A 60 anni, Beniamino Zuncheddu (foto Imagoeconomica in evidenza), vittima del più grave errore giudiziario italiano, è tornato a vivere. Dopo quasi 33 anni di carcere per una condanna che si è rivelata infondata, oggi è un uomo libero, ma le ferite del passato restano. Arrestato a 26 anni per la strage di Sinnai, un caso di tre omicidi e un sopravvissuto, è stato assolto nel gennaio scorso. Nel salotto della sua casa a Burcei, Beniamino racconta una storia di ingiustizia, fede e speranza.
Un incubo lungo 33 anni
Il 25 novembre 2022, Zuncheddu riceveva la notizia della scarcerazione. “Pensavo fosse uno scherzo”, racconta. Con due buste della spesa, ha lasciato il carcere senza voltarsi indietro. La sua condanna, basata su prove inconsistenti e testimonianze condizionate, rappresenta un monito sulla fragilità del sistema giudiziario.
Durante il processo di revisione, l’accusa è stata smontata, ma la sentenza di assoluzione è arrivata con il comma 2 dell’articolo 530 del Codice di procedura penale, che evidenzia l’insufficienza delle prove. “Mi sento innocente a metà”, dice Beniamino, che continua a lottare per vedere pienamente riconosciuta la sua innocenza.
Il peso della libertà
Da uomo libero, Zuncheddu si dedica alla famiglia e alla comunità. Aiuta il fratello con le pecore e sogna di aprire un caseificio per offrire opportunità ai giovani. “Ho perso la possibilità di avere una famiglia, ma posso ancora fare qualcosa per gli altri”, spiega.

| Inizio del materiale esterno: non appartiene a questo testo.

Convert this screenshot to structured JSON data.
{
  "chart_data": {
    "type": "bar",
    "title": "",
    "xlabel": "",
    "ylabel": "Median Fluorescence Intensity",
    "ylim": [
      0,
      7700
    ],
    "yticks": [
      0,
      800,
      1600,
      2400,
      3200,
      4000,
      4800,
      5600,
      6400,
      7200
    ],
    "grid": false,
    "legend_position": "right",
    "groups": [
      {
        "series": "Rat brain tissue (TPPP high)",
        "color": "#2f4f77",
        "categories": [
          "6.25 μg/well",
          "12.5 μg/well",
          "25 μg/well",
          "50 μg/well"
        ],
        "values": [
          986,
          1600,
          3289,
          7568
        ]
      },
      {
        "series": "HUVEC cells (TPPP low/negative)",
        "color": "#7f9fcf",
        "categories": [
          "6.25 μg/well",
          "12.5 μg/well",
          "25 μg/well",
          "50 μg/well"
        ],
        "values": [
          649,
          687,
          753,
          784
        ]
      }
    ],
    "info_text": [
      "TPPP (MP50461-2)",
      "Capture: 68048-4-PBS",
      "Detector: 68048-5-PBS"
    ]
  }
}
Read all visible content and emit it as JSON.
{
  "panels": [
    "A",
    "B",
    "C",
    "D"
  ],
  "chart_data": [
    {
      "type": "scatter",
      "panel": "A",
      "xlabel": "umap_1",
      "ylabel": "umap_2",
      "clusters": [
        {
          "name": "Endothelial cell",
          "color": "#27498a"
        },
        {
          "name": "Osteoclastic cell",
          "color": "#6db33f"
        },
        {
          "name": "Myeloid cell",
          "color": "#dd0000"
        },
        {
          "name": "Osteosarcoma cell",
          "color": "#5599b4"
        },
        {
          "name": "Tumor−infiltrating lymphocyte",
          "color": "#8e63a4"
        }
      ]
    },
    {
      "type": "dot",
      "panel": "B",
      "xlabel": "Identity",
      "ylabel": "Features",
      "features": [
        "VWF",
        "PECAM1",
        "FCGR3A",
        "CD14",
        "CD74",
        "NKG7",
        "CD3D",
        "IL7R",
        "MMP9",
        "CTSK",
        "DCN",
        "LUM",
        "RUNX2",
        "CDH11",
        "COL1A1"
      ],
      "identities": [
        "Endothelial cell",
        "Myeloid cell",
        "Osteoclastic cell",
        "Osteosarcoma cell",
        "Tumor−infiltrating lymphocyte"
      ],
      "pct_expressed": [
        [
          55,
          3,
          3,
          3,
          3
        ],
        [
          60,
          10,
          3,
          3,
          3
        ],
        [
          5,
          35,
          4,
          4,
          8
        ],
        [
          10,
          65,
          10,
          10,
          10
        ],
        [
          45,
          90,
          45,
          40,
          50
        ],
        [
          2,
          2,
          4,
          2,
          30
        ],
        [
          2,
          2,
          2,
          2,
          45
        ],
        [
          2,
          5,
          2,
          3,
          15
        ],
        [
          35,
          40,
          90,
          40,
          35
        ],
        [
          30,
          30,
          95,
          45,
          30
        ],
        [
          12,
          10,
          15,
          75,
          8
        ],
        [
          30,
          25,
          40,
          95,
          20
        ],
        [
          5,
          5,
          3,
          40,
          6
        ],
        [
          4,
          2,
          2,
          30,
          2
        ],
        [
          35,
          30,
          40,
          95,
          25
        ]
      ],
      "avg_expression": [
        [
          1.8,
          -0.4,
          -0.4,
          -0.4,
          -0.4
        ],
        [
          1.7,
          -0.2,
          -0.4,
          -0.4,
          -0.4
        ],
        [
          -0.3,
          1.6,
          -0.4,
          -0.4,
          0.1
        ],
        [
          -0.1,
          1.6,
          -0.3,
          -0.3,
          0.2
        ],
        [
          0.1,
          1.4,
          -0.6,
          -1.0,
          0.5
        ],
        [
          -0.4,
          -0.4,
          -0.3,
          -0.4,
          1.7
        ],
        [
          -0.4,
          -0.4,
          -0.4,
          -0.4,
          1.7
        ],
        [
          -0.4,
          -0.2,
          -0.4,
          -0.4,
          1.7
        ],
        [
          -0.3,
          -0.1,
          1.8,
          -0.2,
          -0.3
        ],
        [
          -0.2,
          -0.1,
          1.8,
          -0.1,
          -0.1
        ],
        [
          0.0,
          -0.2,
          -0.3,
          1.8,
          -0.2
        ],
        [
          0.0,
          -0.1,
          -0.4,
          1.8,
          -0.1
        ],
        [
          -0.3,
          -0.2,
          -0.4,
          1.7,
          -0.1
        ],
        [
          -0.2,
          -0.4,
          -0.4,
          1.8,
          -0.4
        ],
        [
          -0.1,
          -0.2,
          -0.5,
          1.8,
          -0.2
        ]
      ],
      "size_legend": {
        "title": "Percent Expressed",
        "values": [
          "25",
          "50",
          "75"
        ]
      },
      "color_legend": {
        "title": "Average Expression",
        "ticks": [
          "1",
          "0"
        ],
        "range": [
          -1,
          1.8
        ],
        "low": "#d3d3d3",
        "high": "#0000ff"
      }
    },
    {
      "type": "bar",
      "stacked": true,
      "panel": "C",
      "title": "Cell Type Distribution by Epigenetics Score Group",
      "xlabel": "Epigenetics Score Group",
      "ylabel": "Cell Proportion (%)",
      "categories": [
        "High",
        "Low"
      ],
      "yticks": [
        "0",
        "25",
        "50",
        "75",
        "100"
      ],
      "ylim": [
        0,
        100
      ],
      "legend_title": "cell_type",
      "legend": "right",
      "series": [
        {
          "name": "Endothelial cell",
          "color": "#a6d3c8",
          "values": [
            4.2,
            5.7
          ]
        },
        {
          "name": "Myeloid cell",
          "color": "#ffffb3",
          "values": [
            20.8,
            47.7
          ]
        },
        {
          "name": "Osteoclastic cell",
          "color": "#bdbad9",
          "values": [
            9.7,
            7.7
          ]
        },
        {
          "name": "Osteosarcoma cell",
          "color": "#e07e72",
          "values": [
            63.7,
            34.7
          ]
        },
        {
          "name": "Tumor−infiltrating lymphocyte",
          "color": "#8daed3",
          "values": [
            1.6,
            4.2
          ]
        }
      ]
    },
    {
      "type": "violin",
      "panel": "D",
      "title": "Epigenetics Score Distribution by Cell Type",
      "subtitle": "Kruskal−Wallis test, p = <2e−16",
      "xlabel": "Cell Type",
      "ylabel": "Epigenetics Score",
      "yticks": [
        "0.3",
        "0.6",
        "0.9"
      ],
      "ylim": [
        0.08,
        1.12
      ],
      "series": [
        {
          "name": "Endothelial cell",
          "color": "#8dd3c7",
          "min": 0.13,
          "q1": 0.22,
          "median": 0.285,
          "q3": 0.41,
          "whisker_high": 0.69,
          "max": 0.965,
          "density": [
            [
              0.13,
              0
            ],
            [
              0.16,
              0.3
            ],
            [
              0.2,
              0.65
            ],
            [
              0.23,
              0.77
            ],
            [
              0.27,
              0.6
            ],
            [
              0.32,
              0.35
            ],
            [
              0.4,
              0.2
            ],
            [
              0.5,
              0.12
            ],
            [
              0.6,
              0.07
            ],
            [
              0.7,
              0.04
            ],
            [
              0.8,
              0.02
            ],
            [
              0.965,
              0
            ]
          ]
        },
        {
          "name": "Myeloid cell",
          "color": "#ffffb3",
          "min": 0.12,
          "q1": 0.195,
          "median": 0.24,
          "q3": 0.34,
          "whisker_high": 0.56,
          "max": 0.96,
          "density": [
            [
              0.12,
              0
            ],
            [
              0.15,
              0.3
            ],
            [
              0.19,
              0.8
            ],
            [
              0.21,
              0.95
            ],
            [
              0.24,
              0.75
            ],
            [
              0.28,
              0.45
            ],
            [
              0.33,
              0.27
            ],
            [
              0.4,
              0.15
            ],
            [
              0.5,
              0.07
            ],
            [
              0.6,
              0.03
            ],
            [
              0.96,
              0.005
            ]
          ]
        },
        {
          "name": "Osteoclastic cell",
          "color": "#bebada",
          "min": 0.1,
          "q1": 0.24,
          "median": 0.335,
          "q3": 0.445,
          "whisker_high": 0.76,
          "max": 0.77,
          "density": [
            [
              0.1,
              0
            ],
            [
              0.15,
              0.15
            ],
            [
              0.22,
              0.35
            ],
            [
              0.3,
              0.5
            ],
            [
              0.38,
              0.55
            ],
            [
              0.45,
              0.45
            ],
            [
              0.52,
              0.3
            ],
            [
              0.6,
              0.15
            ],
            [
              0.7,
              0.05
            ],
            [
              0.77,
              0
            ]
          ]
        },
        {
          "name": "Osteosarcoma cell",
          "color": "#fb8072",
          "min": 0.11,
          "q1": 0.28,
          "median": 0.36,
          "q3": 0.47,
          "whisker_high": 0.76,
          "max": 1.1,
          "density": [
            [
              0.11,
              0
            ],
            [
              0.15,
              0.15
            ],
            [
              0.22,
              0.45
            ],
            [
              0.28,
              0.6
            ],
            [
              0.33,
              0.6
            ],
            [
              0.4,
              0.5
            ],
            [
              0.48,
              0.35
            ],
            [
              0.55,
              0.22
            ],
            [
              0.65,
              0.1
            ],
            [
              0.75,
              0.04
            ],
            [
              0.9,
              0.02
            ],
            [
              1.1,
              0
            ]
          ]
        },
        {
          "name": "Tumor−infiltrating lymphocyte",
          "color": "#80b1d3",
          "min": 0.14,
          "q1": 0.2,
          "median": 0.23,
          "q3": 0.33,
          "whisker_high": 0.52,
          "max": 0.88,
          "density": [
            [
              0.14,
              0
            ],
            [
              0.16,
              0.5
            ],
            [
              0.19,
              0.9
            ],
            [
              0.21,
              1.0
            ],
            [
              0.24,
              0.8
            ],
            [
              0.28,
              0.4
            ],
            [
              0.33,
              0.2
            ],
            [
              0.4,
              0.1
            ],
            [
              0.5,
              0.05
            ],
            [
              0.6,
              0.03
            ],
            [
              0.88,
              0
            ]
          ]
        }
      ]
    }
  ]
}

Nonostante tutto, non cova rancore. “Pensavo che sbattere la testa al muro non avrebbe cambiato nulla. La fede mi ha aiutato”. Durante la sua detenzione, ha anche supportato altri detenuti, aiutando uno di loro a superare la dipendenza da droghe.
Un libro e un film per raccontare la verità
La sua storia è stata raccontata nel libro “Io sono innocente”, scritto con l’avvocato Mauro Trogu. Ora si lavora a un film che ripercorrerà la sua vita. “Spero che l’attore riesca a parlare con l’accento sardo”, dice con un sorriso timido.
Il futuro e il risarcimento
Zuncheddu attende ora un risarcimento, ma sa che nessuna somma potrà restituirgli ciò che ha perso. “Ho vissuto più in carcere che fuori”, riflette. I fondi saranno destinati a ripagare i debiti e a ringraziare chi lo ha sostenuto: l’avvocato Trogu, i periti e la sorella Augusta, che non ha mai smesso di lottare per la sua innocenza.
Un simbolo di resistenza
La vicenda di Beniamino Zuncheddu è una lezione di resilienza e un richiamo alla giustizia. “Essere cristiani non significa solo credere in Dio, ma aiutare gli altri”, afferma. Ora guarda avanti, ma senza dimenticare il passato. “Sono un uomo libero, ma il peso di ciò che ho vissuto rimarrà per sempre”.